You don't need to write any of that code as long as you add the
scaffold directive to your controller or use the scaffold generator.
If you generated a blank controller, make sure you add
scaffold :somemodel inside the controller class. This is not needed if
you used the scaffold generator.
There has been talk about removing dynamic scaffolding, and I'm not
sure what the status is. The generator is still around, but as you
observed (and I did a couple of days ago), the behavior has changed.
Side note: For stuff that's not public-facing, it's surprising how
long scaffolded code can last I have an app that's been in
production since before Rails 1.0 and there's still some scaffold
code in it. Happy client because he got a great deal on the code I
didn't write.
Here's a search that may give you some insight into what Rails Core
is saying about scaffolding:
He's running on a pretty new version of Rails, and that provides, essentially, scaffold_resource from the generator. Please see http://dev.rubyonrails.org/changeset/7429 for the changeset that recommends using the scaffold generator.

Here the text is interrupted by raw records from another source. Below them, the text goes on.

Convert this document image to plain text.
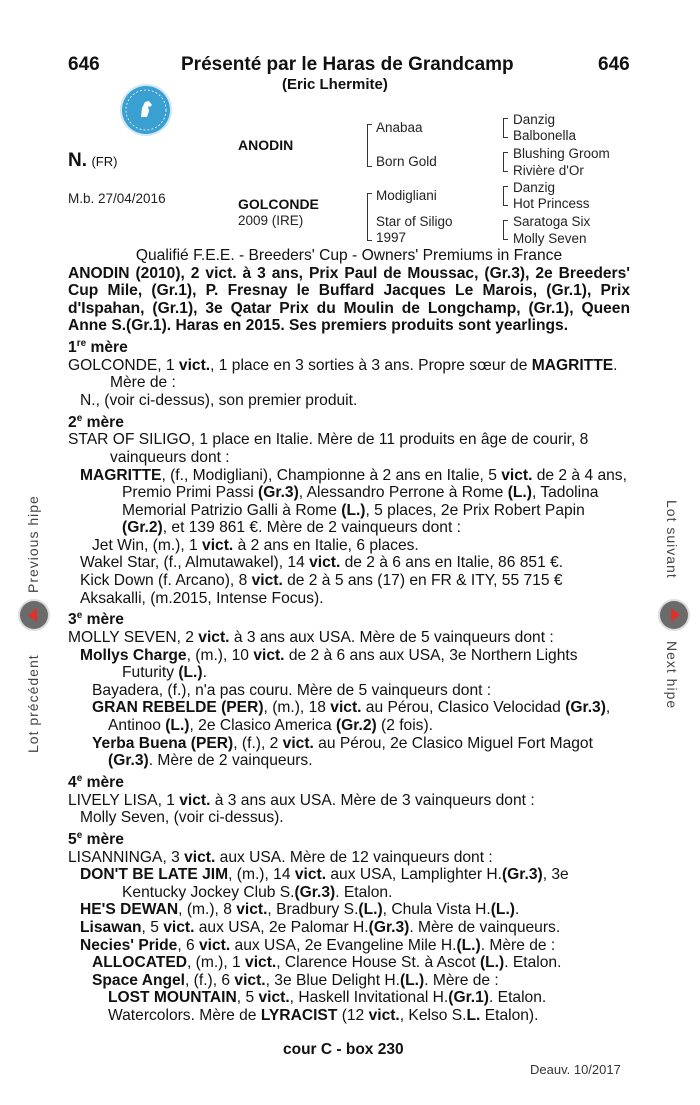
646	Présenté par le Haras de Grandcamp	646
(Eric Lhermite)
N. (FR)
M.b. 27/04/2016
ANODIN
GOLCONDE
2009 (IRE)
Anabaa
Born Gold
Modigliani
Star of Siligo
1997
Danzig
Balbonella
Blushing Groom
Rivière d'Or
Danzig
Hot Princess
Saratoga Six
Molly Seven

Qualifié F.E.E. - Breeders' Cup - Owners' Premiums in France

ANODIN (2010), 2 vict. à 3 ans, Prix Paul de Moussac, (Gr.3), 2e Breeders' Cup Mile, (Gr.1), P. Fresnay le Buffard Jacques Le Marois, (Gr.1), Prix d'Ispahan, (Gr.1), 3e Qatar Prix du Moulin de Longchamp, (Gr.1), Queen Anne S.(Gr.1). Haras en 2015. Ses premiers produits sont yearlings.

1re mère

GOLCONDE, 1 vict., 1 place en 3 sorties à 3 ans. Propre sœur de MAGRITTE. Mère de :

N., (voir ci-dessus), son premier produit.

2e mère

STAR OF SILIGO, 1 place en Italie. Mère de 11 produits en âge de courir, 8 vainqueurs dont :

MAGRITTE, (f., Modigliani), Championne à 2 ans en Italie, 5 vict. de 2 à 4 ans, Premio Primi Passi (Gr.3), Alessandro Perrone à Rome (L.), Tadolina Memorial Patrizio Galli à Rome (L.), 5 places, 2e Prix Robert Papin (Gr.2), et 139 861 €. Mère de 2 vainqueurs dont :

Jet Win, (m.), 1 vict. à 2 ans en Italie, 6 places.

Wakel Star, (f., Almutawakel), 14 vict. de 2 à 6 ans en Italie, 86 851 €.

Kick Down (f. Arcano), 8 vict. de 2 à 5 ans (17) en FR & ITY, 55 715 €

Aksakalli, (m.2015, Intense Focus).

3e mère

MOLLY SEVEN, 2 vict. à 3 ans aux USA. Mère de 5 vainqueurs dont :

Mollys Charge, (m.), 10 vict. de 2 à 6 ans aux USA, 3e Northern Lights Futurity (L.).

Bayadera, (f.), n'a pas couru. Mère de 5 vainqueurs dont :

GRAN REBELDE (PER), (m.), 18 vict. au Pérou, Clasico Velocidad (Gr.3), Antinoo (L.), 2e Clasico America (Gr.2) (2 fois).

Yerba Buena (PER), (f.), 2 vict. au Pérou, 2e Clasico Miguel Fort Magot (Gr.3). Mère de 2 vainqueurs.

4e mère

LIVELY LISA, 1 vict. à 3 ans aux USA. Mère de 3 vainqueurs dont :

Molly Seven, (voir ci-dessus).

5e mère

LISANNINGA, 3 vict. aux USA. Mère de 12 vainqueurs dont :

DON'T BE LATE JIM, (m.), 14 vict. aux USA, Lamplighter H.(Gr.3), 3e Kentucky Jockey Club S.(Gr.3). Etalon.

HE'S DEWAN, (m.), 8 vict., Bradbury S.(L.), Chula Vista H.(L.).

Lisawan, 5 vict. aux USA, 2e Palomar H.(Gr.3). Mère de vainqueurs.

Necies' Pride, 6 vict. aux USA, 2e Evangeline Mile H.(L.). Mère de :

ALLOCATED, (m.), 1 vict., Clarence House St. à Ascot (L.). Etalon.

Space Angel, (f.), 6 vict., 3e Blue Delight H.(L.). Mère de :

LOST MOUNTAIN, 5 vict., Haskell Invitational H.(Gr.1). Etalon.

Watercolors. Mère de LYRACIST (12 vict., Kelso S.L. Etalon).

cour C - box 230
Deauv. 10/2017
Previous hipe
Lot précédent
Lot suivant
Next hipe
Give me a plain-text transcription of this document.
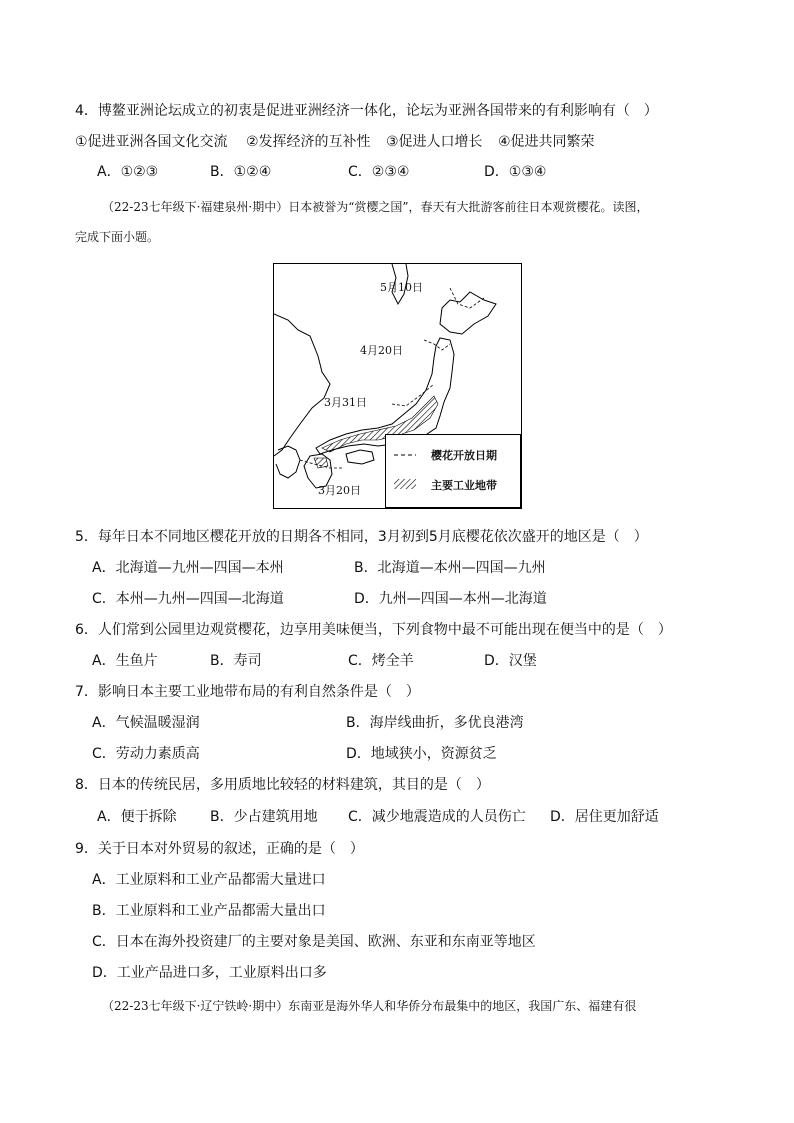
4．博鳌亚洲论坛成立的初衷是促进亚洲经济一体化，论坛为亚洲各国带来的有利影响有（　）
①促进亚洲各国文化交流 ②发挥经济的互补性 ③促进人口增长 ④促进共同繁荣
A．①②③	B．①②④	C．②③④	D．①③④
（22-23七年级下·福建泉州·期中）日本被誉为“赏樱之国”，春天有大批游客前往日本观赏樱花。读图，
完成下面小题。
5月10日
4月20日
3月31日
3月20日
樱花开放日期
主要工业地带
5．每年日本不同地区樱花开放的日期各不相同，3月初到5月底樱花依次盛开的地区是（　）
A．北海道—九州—四国—本州	B．北海道—本州—四国—九州
C．本州—九州—四国—北海道	D．九州—四国—本州—北海道
6．人们常到公园里边观赏樱花，边享用美味便当，下列食物中最不可能出现在便当中的是（　）
A．生鱼片	B．寿司	C．烤全羊	D．汉堡
7．影响日本主要工业地带布局的有利自然条件是（　）
A．气候温暖湿润	B．海岸线曲折，多优良港湾
C．劳动力素质高	D．地域狭小，资源贫乏
8．日本的传统民居，多用质地比较轻的材料建筑，其目的是（　）
A．便于拆除 B．少占建筑用地 C．减少地震造成的人员伤亡 D．居住更加舒适
9．关于日本对外贸易的叙述，正确的是（　）
A．工业原料和工业产品都需大量进口
B．工业原料和工业产品都需大量出口
C．日本在海外投资建厂的主要对象是美国、欧洲、东亚和东南亚等地区
D．工业产品进口多，工业原料出口多
（22-23七年级下·辽宁铁岭·期中）东南亚是海外华人和华侨分布最集中的地区，我国广东、福建有很
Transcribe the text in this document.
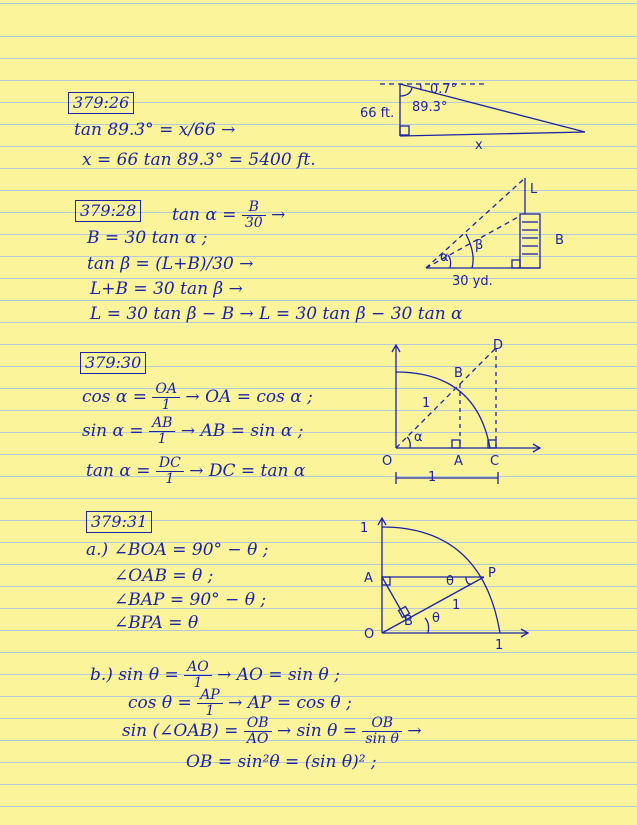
379:26
tan 89.3° = x/66 →
x = 66 tan 89.3° = 5400 ft.
0.7°
89.3°
66 ft.
x
379:28 $\tan \alpha = \frac{B}{30}$ →
B = 30 tan α ;
tan β = (L+B)/30 →
L+B = 30 tan β →
L = 30 tan β − B → L = 30 tan β − 30 tan α
L
B
α
β
30 yd.
379:30
$\cos \alpha = \frac{OA}{1}$ → OA = cos α ;
$\sin \alpha = \frac{AB}{1}$ → AB = sin α ;
$\tan \alpha = \frac{DC}{1}$ → DC = tan α
D
B
O	A C
1
1
α
379:31
a.) ∠BOA = 90° − θ ;
∠OAB = θ ;
∠BAP = 90° − θ ;
∠BPA = θ
1
A	P
O
B
θ
θ
1
1
b.) $\sin \theta = \frac{AO}{1}$ → AO = sin θ ;
$\cos \theta = \frac{AP}{1}$ → AP = cos θ ;
sin (∠OAB) = $\frac{OB}{AO} \to \sin \theta = \frac{OB}{\text{sin θ}}$ →
OB = sin²θ = (sin θ)² ;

No, it is current for rails 1.2 and as long as you are running the 1.2
version, scaffold will create all of the fields except for
relationships. It will do this for list, create, edit, etc. What
happens when you call that controller's new action:
I assume your controller is ProductsController and looks like this:
class ProductsController < ApplicationController
scafflod :product
end
I just tested this on rails 1.2.5 / ruby 1.8.6 and it works as it
always has. If it's still not working, is there anything in your logs?
Can you create a product from the console?
Ok, maybe this is a rails 2.0 thing, but I am running 1.2.6 (I said 1.2.5 earlier), and it still works fine for me? If you are running rails 2.0 edge, you should downgrade to 1.2.6 if you want to follow along with that book which is currently the latest book.